Think about it. What are the values we try to inculcate in our children? Generosity, sharing, joy for the good-fortune of others. And what values do we condemn in them? Resentment, envy, and the inability to rejoice in (or at least respect) the achievements of others. Yet when it comes to the fashioning of economic and social policy we somehow think its ok to reverse these values and extol the benefits of enforced equality, elevating resentment and envy to national virtues. Echoing Adam Smith, how can what are vices of private behavior become virtues when practiced by government?

Poverty is bad. Income inequality is not.
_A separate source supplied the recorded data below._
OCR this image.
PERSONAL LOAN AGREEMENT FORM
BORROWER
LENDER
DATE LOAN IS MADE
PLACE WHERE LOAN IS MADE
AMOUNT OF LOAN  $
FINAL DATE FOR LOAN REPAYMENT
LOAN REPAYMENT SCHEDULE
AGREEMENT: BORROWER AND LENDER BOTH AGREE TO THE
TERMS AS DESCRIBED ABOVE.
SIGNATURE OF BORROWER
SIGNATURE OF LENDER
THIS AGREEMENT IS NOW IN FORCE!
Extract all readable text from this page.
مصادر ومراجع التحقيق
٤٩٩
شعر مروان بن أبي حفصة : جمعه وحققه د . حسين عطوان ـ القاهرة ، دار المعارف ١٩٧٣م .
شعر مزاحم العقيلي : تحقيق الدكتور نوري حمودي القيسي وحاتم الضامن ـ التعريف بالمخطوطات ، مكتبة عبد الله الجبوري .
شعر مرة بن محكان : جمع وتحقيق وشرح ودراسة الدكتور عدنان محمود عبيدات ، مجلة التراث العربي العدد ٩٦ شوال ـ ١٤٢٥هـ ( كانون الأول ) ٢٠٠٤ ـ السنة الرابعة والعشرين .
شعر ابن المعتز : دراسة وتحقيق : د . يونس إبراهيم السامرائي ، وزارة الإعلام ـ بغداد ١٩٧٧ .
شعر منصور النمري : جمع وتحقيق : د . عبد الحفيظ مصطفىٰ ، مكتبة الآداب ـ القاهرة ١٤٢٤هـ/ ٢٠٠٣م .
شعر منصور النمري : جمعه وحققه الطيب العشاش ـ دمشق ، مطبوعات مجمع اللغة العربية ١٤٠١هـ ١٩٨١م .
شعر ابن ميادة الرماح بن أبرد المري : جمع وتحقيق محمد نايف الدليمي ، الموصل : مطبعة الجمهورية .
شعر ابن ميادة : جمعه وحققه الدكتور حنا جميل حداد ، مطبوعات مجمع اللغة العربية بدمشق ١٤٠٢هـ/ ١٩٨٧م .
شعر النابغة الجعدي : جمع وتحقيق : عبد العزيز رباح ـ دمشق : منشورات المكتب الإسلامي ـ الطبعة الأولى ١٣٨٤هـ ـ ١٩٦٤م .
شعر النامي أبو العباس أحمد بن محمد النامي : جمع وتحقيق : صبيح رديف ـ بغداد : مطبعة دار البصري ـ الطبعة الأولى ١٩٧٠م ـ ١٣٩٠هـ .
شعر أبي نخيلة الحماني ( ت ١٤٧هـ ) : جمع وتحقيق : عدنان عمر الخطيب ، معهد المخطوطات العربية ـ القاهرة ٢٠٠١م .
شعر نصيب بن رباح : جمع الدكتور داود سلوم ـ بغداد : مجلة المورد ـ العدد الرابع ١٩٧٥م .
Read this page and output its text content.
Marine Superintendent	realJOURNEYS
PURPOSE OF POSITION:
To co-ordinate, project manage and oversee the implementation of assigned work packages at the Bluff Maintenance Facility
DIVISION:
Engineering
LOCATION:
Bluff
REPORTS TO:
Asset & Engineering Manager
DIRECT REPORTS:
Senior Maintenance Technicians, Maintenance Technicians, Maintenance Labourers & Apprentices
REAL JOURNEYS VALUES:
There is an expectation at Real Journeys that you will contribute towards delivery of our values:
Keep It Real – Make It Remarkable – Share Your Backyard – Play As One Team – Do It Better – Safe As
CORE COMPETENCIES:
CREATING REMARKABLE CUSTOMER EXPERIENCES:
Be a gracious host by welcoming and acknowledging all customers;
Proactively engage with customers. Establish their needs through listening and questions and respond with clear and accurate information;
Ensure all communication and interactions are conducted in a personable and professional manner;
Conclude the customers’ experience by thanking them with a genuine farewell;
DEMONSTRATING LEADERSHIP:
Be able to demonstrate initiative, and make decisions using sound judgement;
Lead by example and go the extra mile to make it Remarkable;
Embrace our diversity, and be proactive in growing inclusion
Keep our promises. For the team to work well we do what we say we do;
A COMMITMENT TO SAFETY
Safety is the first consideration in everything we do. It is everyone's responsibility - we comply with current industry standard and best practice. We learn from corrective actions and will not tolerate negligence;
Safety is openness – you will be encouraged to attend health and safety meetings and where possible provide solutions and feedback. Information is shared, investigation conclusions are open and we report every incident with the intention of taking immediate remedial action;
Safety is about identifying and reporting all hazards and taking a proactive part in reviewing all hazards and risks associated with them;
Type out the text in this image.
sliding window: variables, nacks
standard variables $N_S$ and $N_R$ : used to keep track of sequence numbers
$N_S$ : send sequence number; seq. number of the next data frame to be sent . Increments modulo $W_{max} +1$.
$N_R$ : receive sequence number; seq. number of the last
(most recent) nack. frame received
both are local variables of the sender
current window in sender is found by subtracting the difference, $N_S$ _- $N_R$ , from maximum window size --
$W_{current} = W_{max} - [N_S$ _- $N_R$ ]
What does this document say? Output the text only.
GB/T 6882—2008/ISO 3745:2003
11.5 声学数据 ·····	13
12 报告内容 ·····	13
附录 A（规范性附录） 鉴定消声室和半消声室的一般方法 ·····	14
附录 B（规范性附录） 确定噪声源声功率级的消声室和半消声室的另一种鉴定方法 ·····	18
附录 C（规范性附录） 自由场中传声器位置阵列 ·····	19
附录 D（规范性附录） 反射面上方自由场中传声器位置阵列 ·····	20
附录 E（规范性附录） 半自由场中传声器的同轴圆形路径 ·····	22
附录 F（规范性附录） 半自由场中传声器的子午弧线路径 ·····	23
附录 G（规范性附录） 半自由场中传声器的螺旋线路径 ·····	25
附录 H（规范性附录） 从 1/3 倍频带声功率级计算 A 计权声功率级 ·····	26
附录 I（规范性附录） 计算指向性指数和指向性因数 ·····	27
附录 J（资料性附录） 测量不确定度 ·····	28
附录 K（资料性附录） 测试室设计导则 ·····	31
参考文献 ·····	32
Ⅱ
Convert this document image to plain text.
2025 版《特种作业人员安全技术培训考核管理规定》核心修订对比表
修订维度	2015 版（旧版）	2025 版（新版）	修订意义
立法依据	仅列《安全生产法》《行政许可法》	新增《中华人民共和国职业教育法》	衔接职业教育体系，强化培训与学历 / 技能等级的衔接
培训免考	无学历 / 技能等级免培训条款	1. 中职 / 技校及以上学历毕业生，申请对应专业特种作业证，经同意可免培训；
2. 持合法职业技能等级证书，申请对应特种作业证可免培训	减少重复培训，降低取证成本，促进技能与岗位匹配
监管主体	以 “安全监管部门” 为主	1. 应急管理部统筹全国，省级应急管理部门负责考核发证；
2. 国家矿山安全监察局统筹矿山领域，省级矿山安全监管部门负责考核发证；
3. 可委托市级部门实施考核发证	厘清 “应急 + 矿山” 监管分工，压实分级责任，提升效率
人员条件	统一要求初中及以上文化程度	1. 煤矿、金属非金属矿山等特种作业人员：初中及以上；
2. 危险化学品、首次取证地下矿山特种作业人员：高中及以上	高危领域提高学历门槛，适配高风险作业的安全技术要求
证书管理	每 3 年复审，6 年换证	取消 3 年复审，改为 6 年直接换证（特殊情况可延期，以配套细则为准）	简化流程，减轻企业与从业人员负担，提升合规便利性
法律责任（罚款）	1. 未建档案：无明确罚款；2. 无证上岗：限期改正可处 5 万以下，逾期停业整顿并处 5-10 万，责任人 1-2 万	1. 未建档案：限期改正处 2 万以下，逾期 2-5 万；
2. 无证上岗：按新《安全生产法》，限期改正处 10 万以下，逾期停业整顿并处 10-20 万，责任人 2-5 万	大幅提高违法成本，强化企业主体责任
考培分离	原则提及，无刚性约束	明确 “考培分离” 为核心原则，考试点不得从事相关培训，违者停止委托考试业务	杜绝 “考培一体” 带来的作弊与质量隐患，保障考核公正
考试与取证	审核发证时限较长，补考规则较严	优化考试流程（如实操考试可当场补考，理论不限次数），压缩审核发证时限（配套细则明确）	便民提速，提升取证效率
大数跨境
It is a necessary outcome of a free society in which people make different lifestyle choices and encounter different odds. To be sure, all free people should be equal in the eyes of the law, they should be equally subject to the rule of law, but they should not be made to be equal in results when they violate no law.


Troy Camplin said...

A few thoughts. Wealth distribution is a power law distribution. In every country, the top ~20% have ~80% of the wealth. The logic of such a system is clear: reduce the wealth of the top 20%, and you reduce the wealth of everyone. Second, and directly related to the above observation, the economy is a small world aristocrtic network. Those who engage in the most economic transactions are the most linked; those who engage in the least, are the least linked. Again, there is a power law distribution. Further, in such networks, the rich get richer. But note that such networks are not zero-sum games (where the number of links remains the same); no, such networks are positive-sum games. The rich get richer as they engage in more and more economic transactions, but the poor also get richer, because they too are engaging in economic transactions, even if it is less often. This is nature. You cannot legislate away nature.

Peter Lewin said...

A network-theoretic perspective. Interesting. Makes sense. We must however not lose sight of the volitional aspects that drive the network elements.

Troy Camplin said...

The network geometry is universal -- yet when it comes to human things, you are right that we must not lose sight of the volitional. There are reasons why this or that particular individual or corporation is the most highly linked.